The Shards is a two-dimensional book written for an almost extinct phylum of reader: those with protracted attention spans and time.

Actor Ben Gerrard in last year’s local production of another Bret Easton Ellis book, American Psycho. Picture: AAP
Actor Ben Gerrard in last year’s local production of another Bret Easton Ellis book, American Psycho. Picture: AAP

It can’t be easy being Bret Easton Ellis, now 59, pink, portly, and predominantly recognised, like Martin Amis, for transgressive postmodern novels published three or more decades ago – in Ellis’s case, his debut Less Than Zero (1985), which was followed by American Psycho (1991), the book that bottled the zeitgeist. The film adaptations (1987 and 2000 respectively) only served to amplify his notoriety. Since then, Easton Ellis has written four forgettable and formulaic novels, a short story anthology, a polemic about privilege, and The Shards, his first novel in 13 years.

The Bennington-educated son of a successful, alcoholic, “semi-abusive” LA property developer, Easton Ellis is, perhaps, the most patrician of his literary peers, with the added cachet of being 1.8m (six feet) tall, gay, and, as he once noted in relation to his old rivalry with Jay McInerney, having “a bigger dick”.

Street cred was bestowed by a propensity to addiction – Less Than Zero was drafted during a crystal meth binge, and, more recently, there was a heroin phase, and there were benzodiazepines and alcohol. Easton Ellis conceded to having been “really incredibly f--ked up all the time. I drank and did every drug conceivable, and I was really paranoid and freaked”.

Bret Easton Ellis. Picture: Getty Images
Bret Easton Ellis. Picture: Getty Images

These factors – the narcotics, the benzos, the paranoia, the sex, and the elitism – serve as the foundation of The Shards, a metafictional literary thriller of sorts featuring Easton Ellis as the midlife narrator recalling himself as a bisexual 17-year-old at the wealthy Buckley School, his alma mater, in 1981, just as a sadistic serial killer begins making the news.

The ludicrous volume of the book alone – 608 pages – is a statement not only of its importance, but of that of the author, who, like a literary Louis Quatorze, expects to hold court.

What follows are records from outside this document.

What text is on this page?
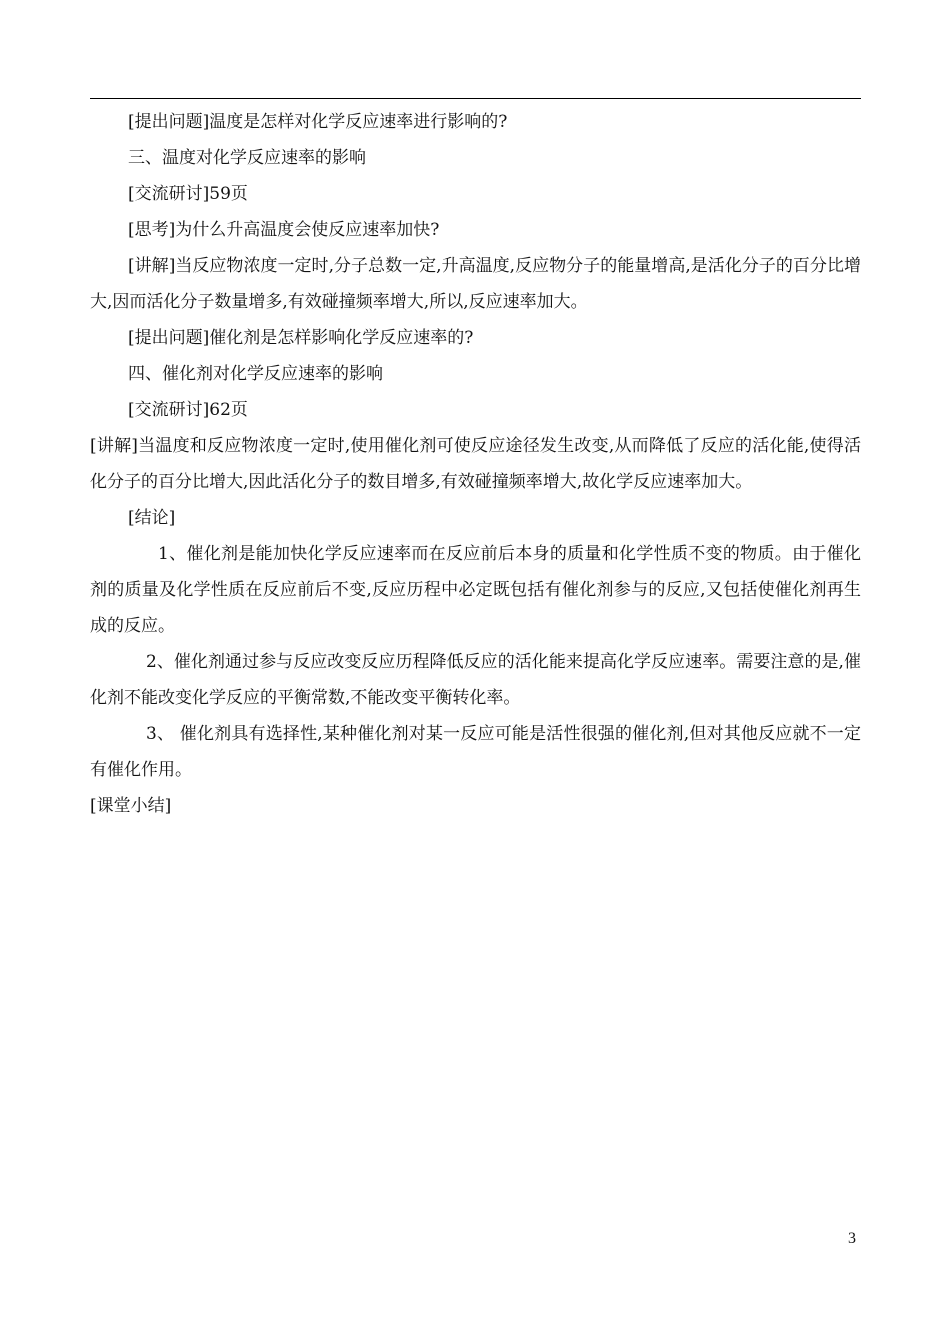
[提出问题]温度是怎样对化学反应速率进行影响的?

三、温度对化学反应速率的影响

[交流研讨]59页

[思考]为什么升高温度会使反应速率加快?

[讲解]当反应物浓度一定时,分子总数一定,升高温度,反应物分子的能量增高,是活化分子的百分比增大,因而活化分子数量增多,有效碰撞频率增大,所以,反应速率加大。

[提出问题]催化剂是怎样影响化学反应速率的?

四、催化剂对化学反应速率的影响

[交流研讨]62页

[讲解]当温度和反应物浓度一定时,使用催化剂可使反应途径发生改变,从而降低了反应的活化能,使得活化分子的百分比增大,因此活化分子的数目增多,有效碰撞频率增大,故化学反应速率加大。

[结论]

1、催化剂是能加快化学反应速率而在反应前后本身的质量和化学性质不变的物质。由于催化剂的质量及化学性质在反应前后不变,反应历程中必定既包括有催化剂参与的反应,又包括使催化剂再生成的反应。

2、催化剂通过参与反应改变反应历程降低反应的活化能来提高化学反应速率。需要注意的是,催化剂不能改变化学反应的平衡常数,不能改变平衡转化率。

3、 催化剂具有选择性,某种催化剂对某一反应可能是活性很强的催化剂,但对其他反应就不一定有催化作用。

[课堂小结]

3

Weighted by pointless detail, the paragraph-long sentences amount to so much waffling, and the plot frequently drags.

The controversial tracts, too, feel jaded. For example, the licking of anuses – always a big thing with Easton Ellis – is now old hat even with private-school students, who can access it on their smartphones, but the pulse points of his narratives are always the same.

Sex scenes in Easton Ellis novels are never contextualised by happiness. In this fictional universe, desire must be punished – not by conscious judgment (he’s too urbane for that), but by the symbolic language of trauma or unconsciousness. He loves drugs and murder for this very reason, and never permits his narrow characters contentment. Brittle or hostile satisfaction is as far as it goes and even then, it’s often parenthesised by suppressed suffering.

The Shards in particular betrays him as a closet puritan. The degree of punishment for sexual desirability is calculated in its extremity – among other “amendments” by the serial killer, one character has her breasts gouged out and replaced with cats’ heads. Easton Ellis also labours over revulsion, making a point of fusing it with sex, an alignment that, as it is with many LGBTQIA people in patriarchal cultures, may well have been formative.

Easton Ellis writes: “The expression on his face when he realised I wanted to have sex was the worst moment I ever shared with Matt Kellner. He looked at the hard-on jutting up and making a tent in my tennis shorts and then back at my face as if he were appalled. I’d never seen this expression before. It was almost a parody of fear and over-exaggerated disgust … ‘What the f..k are you doing?’ Matt asked, backing away. ‘What do you want to be? Boyfriends? You think we’re gonna be boyfriends? Are you f..king crazy? Get away from me.’”

The Shards, by Bret Easton Ellis
The Shards, by Bret Easton Ellis

One of the most interesting aspects of the novel is the narrator’s growing acceptance of his own homosexuality. His girlfriend “Debbie”, a lascivious heavy drug user whom he sexually endures (“What did it matter, what did anything matter, nothing mattered, I realised, panting”), and “Susan”, a sophisticated, “low-key” friend, appear to be fragments of reclusive Pulitzer Prize-winning novelist Donna Tartt, whom Easton Ellis recently revealed he dated at Bennington and who dedicated her internationally best-selling debut, The Secret History, to him for a “generosity” that “will never cease to warm my heart”.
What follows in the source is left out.